Dear Amy: I am an adult in my 30s. I’ve recently been thinking about a classmate I had back in high school. This person had a condition that I would describe as a “nervous tic.”

A memory keeps coming up where I feel I may have mocked this person once.

I myself am struggling with a similar “tic,” so you can imagine how I feel if indeed I did hurt this classmate.

I feel like I should reach out to this person and make things right.

However, I discussed this with a current friend one evening as we walked down memory lane. They suggested that maybe it’s best not to bring this up; perhaps this classmate is doing better and I may bring up some old memories that the person may have forgotten (or would rather forget), and my comments could make things worse.

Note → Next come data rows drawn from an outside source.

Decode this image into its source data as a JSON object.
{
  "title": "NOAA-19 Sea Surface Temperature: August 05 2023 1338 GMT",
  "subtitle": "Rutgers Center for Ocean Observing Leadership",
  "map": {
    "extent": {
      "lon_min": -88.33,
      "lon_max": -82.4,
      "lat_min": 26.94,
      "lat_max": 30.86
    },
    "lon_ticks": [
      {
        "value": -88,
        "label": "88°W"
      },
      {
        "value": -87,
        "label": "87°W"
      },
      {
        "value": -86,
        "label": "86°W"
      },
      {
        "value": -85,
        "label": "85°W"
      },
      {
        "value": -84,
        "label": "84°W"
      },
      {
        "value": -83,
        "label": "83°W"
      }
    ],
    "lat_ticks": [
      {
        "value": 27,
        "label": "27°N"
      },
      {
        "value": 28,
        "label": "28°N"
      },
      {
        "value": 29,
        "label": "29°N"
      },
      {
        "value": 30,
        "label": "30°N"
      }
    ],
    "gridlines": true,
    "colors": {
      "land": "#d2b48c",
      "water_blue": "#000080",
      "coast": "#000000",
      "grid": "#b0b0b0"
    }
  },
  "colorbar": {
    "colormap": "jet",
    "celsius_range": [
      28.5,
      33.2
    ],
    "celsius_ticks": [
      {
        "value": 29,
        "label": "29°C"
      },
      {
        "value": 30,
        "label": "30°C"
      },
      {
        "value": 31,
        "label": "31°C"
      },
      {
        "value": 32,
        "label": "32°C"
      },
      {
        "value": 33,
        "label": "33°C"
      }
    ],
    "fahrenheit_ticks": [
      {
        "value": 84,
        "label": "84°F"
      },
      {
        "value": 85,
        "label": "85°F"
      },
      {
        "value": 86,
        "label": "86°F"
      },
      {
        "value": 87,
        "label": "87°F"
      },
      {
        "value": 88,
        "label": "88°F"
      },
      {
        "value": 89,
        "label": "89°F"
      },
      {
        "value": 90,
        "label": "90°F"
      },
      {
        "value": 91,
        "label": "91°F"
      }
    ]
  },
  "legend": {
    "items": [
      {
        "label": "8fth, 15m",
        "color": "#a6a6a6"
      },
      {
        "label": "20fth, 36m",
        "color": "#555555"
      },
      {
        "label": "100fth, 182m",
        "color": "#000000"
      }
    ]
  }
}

What do you suggest I do and how should I go about it? — Want to Make it Right

Dear Want: It is never a mistake, and never too late, to make amends. Don’t avoid this, just because it is challenging. Doing so will further expand your compassion and ease your guilt.

You should reach out to this person, privately, and tell them that you’ve been thinking about them and that you feel sorry and want to apologize for comments that you and others might have made in high school.

Don’t tell yourself that this person has forgotten verbal slights or bullying in childhood and adolescence. These events sear through a person, and even if they have moved on and prospered in adulthood, they won’t have forgotten.

Dear Amy: I was shocked that you would suggest to “Heartbroken Mom” that her 13-year-old daughter might want to learn to play poker as a way to become independent.

I hardly think that gambling is a good idea for a young person. — Disappointed

Dear Disappointed: Poker is a card game, not a fast track to Vegas.